用水としての管理が終わってからは単なる排水路です。各建物より雑排水が流れてきます。
雑排水
用水が終わり、水の流れは急に遅くなりました。どちらに流れているのかわかりにくい状態です。大雨の際の排水路という役割が強いものなのでしょう。
よどむ水路
用水とは逆にどんどん合流していきます。大きな水路に合流です。
合流
合流を繰り返し、水路幅が広がっています。
ひろくなる
排水路も終わりです。
水門
笹目川に放流です。
笹目川
(12.07.09)
西縁に引き続き、東縁も歩いてみました。
案内図(全体と今回の部分)
見沼代用水は東縁と西縁に別れます。今回は東縁を追っていきます。
西縁と東縁の並走区間
大きくカーブします。用水路は人工構造物なので、基本的に曲線が滑らかです。河川が一般道路のように曲がったり折れたり不規則なのに対し、用水は高速道路のように滑らかなのです。
東に大きくカーブ
ここは古くからの道が並走していたので、踏切がありました。
JR宇都宮線
東大宮バイパスを望む。
東大宮バイパス
交通量の多い県道横断部は立体交差で安全です。
県道横断部
相変わらず、鉄道との相性は悪いのです。行き止まりで迂回します。もちろんあらかじめ迂回するように案内はありました。
東武野田線
近隣の踏切に大きく迂回です。
近隣の踏切
市街地が広がっています。
市街地を流れる
農地が広がっています。このルートは東縁(東の端)なので、西側に農地が広がるというわけです。
農地が広がる
春になれば桜並木となります。
桜の並木
通船堀という史跡があるので、ちょっと寄り道をします。見沼代用水は、東縁と西縁が用水の供給をし、その中間地点にある芝川に排水する仕組みです。かつては物資の輸送に船が使われ、通船堀は見沼代用水と芝川を結ぶ連絡ルートだったのです。
通船堀への分岐
近年、史跡としてきちんと整備されたので、遊歩道や柵が完備されています。。
通船堀
閘門(こうもん)の役割は、水路の階段となります。パナマ運河が大規模で有名でしょう。
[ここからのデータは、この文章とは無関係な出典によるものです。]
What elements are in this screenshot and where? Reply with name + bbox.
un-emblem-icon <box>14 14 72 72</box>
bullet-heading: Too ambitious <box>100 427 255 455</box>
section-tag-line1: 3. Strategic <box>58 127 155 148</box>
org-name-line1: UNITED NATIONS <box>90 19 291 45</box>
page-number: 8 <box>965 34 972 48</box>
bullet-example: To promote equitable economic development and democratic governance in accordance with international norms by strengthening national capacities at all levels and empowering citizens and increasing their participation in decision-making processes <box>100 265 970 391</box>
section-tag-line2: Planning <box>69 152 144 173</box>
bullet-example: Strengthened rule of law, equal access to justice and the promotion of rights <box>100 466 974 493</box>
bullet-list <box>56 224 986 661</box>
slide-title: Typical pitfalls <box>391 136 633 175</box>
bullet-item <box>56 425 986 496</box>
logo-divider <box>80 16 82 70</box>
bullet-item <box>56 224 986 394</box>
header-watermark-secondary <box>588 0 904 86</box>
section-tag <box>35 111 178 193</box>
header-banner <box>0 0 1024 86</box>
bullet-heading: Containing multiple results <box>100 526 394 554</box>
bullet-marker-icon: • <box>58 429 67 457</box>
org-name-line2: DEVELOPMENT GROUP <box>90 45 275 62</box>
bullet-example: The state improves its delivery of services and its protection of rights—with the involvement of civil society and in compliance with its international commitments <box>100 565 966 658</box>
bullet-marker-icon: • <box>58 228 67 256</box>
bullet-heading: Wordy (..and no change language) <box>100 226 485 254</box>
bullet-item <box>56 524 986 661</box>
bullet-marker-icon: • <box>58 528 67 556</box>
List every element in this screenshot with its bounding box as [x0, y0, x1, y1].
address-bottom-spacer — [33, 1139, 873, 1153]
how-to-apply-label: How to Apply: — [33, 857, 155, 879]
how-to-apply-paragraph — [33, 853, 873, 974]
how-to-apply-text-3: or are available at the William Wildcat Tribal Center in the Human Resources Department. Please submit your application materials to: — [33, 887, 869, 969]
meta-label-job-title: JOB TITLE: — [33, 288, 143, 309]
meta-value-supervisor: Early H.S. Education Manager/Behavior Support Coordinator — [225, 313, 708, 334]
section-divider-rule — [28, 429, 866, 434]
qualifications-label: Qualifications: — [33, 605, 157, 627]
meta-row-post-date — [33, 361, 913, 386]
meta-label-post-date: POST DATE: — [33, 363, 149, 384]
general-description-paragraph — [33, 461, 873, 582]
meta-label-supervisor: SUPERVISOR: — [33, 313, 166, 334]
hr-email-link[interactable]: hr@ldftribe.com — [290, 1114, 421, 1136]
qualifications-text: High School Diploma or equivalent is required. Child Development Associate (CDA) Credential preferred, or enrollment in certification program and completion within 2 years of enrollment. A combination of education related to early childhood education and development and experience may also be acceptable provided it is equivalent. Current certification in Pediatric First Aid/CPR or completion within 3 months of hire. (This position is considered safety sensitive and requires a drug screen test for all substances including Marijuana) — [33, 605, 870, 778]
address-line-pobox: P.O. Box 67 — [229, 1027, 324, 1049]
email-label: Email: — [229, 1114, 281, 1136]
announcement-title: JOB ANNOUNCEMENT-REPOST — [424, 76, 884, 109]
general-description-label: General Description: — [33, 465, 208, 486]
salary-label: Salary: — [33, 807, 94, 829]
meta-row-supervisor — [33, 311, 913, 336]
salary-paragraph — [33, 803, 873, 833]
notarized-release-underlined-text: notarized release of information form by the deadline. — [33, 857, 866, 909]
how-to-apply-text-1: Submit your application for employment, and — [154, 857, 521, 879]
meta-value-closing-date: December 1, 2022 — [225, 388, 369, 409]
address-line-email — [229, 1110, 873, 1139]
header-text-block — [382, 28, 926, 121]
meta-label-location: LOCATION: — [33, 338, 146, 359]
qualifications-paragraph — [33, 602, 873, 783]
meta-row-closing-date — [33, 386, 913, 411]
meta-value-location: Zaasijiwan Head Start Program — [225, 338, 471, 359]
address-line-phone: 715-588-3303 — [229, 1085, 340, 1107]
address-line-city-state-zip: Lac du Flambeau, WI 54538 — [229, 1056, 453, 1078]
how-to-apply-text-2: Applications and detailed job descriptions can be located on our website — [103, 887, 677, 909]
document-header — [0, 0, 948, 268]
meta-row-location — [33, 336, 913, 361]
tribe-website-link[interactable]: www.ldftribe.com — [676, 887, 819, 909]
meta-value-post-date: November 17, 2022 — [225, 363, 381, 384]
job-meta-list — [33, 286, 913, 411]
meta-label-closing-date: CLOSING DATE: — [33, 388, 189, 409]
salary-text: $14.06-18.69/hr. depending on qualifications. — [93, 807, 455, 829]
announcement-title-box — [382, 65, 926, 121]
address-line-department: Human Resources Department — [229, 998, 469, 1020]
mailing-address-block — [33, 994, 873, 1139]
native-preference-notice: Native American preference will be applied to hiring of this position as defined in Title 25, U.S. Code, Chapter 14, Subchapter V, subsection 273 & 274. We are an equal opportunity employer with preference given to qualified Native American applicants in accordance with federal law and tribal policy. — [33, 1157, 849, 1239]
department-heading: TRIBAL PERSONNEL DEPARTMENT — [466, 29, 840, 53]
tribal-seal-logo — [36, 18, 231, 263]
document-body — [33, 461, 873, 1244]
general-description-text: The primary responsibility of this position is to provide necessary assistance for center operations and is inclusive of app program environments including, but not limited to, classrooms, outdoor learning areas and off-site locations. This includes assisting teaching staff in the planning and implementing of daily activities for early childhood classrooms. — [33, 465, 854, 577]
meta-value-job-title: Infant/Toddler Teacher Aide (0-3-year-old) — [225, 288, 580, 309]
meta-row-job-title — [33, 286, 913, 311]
そもそも用水路は農地より高い位置、排水路は農地より低い位置にあるわけですから、高低差が当然です。3mの高低差を2箇所の閘門で解消しています。
閘門
芝川に流れていきます。
芝川への放流口
これが芝川です。農業排水のみならず、地域の雨水排水を一手に引き受けますから、大きな断面です。
芝川
代用水に戻り、外環を望みます。
外環を望む
外環の下では完全に地下にもぐります。
地下へ
たまには遊歩道を伴います。
遊歩道
市街地を進みます。
市街地
これから首都高速をくぐります。
首都高速手前
おそらく用水は首都高速を斜め横断する流れだったのでしょう。しばらく道なりに流れます。
首都高速に沿って
首都高速を離れると進路は左方向です。
左に向けて
どうやら用水の最終地点は毛長川のようです。
毛長川
早急に改修後の姿を見学に行かなければなりません。
改修中
見沼代用水のルートは下流につながりますが、浄化した水になっているようです。
下流は浄化した水
浄化した水を使って、遊歩道は続きます。